A meninazinha que virou estrela

Neste dia cinzento, chuva a cair a noite inteira, pouco se vê lá no alto.

A não ser um cinza que encobre a luz do dia, nesta manhã véspera de um feriado prolongado, já que na segunda- feira celebra-se o proclamação da república de nossa pátria amada, o sol teima em não acordar.

Ao que tudo indica ele vai despertar de ressaca. Depois de uma noite de amor com a lua, já que penso estarem perdidamente apaixonados um pelo outro.

Estrelas não brilham mais no firmamento. Quem sabe durante a noite eu as possa ver de novo. Oxalá nos brinde um final de semana rico em claridade. Já que a chuva já caiu o suficiente para fazer crescer aqueles pezinhos de milho jovenzinhos, recém-emersos da terra onde foram plantados. Sol e chuva são essenciais para enriquecer o verdume da pastaria, fazer sorrir quem ama o campo, já que chuva em demasia pode atrapalhar a vida de quem vive na roça.

Foi quando me lembrei daquela meninazinha morena, da cor de jambo maduro, espertinha como ela só, prestativa, de nome Zaninha.

Desde quando nela bati os olhos encantei-me por aquela menina.

Ela morava numa rocinha vizinha à minha. Filha de pais separados, quase não conheceu o pai, que se escafedeu daquele pedaço de chão por culpa única de outro rabo de sala, elazinha tinha tudo para ser feliz. E no entando tinha suas horas de introspecção e apatia.

Sabia fazer versos como se fosse uma poetinha maior. No entanto sua estatura era tão diminuta quanto um pezinho de milho que não teve a sorte de crescer como seus amiguinhos do lado.

Zaninha era seu apelido. Todos que a concheciam só a chamavam pelo diminutivo.

E ela pouco cresceu. Nunca se envolveu com um namorico qualquer. Amava os bichos da roça. Tratava tanto os porcos e galinhas como se fossem da familia. Amava ver os canarinhos da terra ciscando o esterco do curral. Cuidava de cães abandonados. Na sua casa vivia uma penca deles. E todos eles viralatavam livres e soltos por aquelas bandas esquecidas naquela lonjura que só eu sei.

Zaninha, aos menos de dez anos, comprometida com os estudos, queria ser alguém. Quem sabe se mudar pra cidade, cursar alguma universidade, ser enfermeira, cuidadora de pessoas enfermas, zelosa como ela só.

Nas horas vagas escrevia versos.

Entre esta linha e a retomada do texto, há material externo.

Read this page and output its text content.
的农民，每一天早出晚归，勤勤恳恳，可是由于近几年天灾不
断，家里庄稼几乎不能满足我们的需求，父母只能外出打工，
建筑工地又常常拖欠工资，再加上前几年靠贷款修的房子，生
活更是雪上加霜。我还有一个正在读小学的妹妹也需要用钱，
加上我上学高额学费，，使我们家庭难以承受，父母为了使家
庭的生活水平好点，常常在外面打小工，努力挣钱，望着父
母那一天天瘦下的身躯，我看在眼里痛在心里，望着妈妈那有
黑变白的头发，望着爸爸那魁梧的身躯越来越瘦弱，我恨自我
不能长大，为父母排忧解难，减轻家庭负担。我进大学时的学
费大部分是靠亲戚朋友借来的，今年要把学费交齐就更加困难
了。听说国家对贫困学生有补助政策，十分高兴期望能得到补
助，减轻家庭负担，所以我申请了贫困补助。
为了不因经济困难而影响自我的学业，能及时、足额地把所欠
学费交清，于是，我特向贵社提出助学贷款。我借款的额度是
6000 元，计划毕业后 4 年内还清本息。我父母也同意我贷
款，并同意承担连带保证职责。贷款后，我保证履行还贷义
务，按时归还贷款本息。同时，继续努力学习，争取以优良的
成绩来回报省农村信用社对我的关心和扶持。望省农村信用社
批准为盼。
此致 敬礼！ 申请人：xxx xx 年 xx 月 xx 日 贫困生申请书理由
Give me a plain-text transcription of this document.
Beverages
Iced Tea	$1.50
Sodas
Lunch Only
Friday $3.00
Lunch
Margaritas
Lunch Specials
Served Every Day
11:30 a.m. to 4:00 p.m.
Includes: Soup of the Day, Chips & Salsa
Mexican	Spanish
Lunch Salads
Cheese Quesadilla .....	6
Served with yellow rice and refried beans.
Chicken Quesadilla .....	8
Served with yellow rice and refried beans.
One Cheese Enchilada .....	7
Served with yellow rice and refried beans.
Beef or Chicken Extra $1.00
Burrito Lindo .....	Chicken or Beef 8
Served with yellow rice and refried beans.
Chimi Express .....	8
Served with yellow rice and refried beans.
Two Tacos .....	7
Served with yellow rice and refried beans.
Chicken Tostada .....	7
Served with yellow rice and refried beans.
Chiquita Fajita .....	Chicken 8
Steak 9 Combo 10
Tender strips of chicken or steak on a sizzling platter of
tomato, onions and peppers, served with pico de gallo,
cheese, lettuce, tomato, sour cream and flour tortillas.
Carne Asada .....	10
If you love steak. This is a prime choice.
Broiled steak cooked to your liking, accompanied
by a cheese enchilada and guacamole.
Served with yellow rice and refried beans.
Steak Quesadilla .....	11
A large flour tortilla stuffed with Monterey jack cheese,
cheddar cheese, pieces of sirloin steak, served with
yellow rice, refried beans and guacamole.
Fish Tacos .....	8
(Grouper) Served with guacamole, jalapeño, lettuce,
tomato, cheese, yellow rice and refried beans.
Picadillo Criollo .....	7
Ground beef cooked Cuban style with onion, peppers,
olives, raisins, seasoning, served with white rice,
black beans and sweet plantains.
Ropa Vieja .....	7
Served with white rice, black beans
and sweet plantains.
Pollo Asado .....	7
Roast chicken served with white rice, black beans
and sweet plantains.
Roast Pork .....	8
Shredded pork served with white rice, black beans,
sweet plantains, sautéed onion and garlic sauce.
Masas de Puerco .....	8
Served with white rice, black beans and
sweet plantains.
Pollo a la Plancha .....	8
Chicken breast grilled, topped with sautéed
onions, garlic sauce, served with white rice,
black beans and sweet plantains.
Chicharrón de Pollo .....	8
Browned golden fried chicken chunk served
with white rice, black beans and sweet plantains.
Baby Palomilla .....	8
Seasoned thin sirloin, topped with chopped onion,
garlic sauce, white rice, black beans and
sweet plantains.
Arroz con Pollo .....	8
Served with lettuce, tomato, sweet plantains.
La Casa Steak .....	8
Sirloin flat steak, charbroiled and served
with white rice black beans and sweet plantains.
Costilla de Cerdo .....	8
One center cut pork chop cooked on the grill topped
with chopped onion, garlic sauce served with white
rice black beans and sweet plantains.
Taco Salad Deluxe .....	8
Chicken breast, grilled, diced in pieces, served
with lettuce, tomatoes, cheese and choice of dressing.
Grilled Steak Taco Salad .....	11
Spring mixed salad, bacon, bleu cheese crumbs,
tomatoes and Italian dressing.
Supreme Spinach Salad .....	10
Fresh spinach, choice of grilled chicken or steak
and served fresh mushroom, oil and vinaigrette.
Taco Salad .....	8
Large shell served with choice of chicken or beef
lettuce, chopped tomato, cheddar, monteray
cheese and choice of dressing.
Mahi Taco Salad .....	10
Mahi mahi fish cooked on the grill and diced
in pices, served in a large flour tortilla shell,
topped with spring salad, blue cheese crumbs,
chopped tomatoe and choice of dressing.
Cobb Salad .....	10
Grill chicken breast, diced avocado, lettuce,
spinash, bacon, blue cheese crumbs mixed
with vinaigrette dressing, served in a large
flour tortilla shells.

Poetisa inspirada e inspiradora de coisas boas, Zaninha amava ficar ao relento, vendo a lua crescer no firmamento, anotando num pedaço de papel tudo que lhe vinha à cabeça.

Foi de sua lavra esta linda poesia que um dia li num rabisco. Quando a familia da menina visitei: “se tu amas uma flor que se acha numa estrela, é doce, de noite, olhar o céu. Todas as estrelas estão floridas”.

E ela ainda dizia, nas suas encantadoras poesias: “é estranho olhar as estrelas sem poder tocá-las. É triste olhar a lua e não podermos expressar o que sentimos. Usar palavras para expressar os sentimentos é muita ousadia. Sabendo-se que sentimento não se diz – se sente”.

“Você é a estrela que gosto de olhar. A lua que gosto de admirar. O sol que gosto que me aqueça. A lembrança que gosto de lembrar. A esperança que gosto de esperar”.

Assim vivia a amável Zaninha. Perdida entre a inquietação que a mantinha e a inspiração que lhe cavoucava a alma.

Um dia, era um dia como o de hoje, cinzento, chuviscoso, quando passei por ali, numa visitinha de final de semana, ao procurar por onde andava a querida Zaninha acabei não a encontrando.

Infelizmente ela havia partido. Faleceu durante a noite. De causa incerta. Dizem ter sido por um amor não correspondido.

Fez-se noite. A chuva aquietou-se. No céu brilharam as estrelas.

Olhando pro alto, naquela noite linda, incontáveis estrelinhas piscavam vagalúmicas, identifiquei, numa delas, um sorrisinho inconfundivelmente delicioso.

Sem dúvidas, não questionei. Era a meninazinha Zaninha. Que, numa noite escura, depois de uma chuva mansa, acabou se tornando uma estrelinha miúda, de brilho tímido, como ela sempre foi.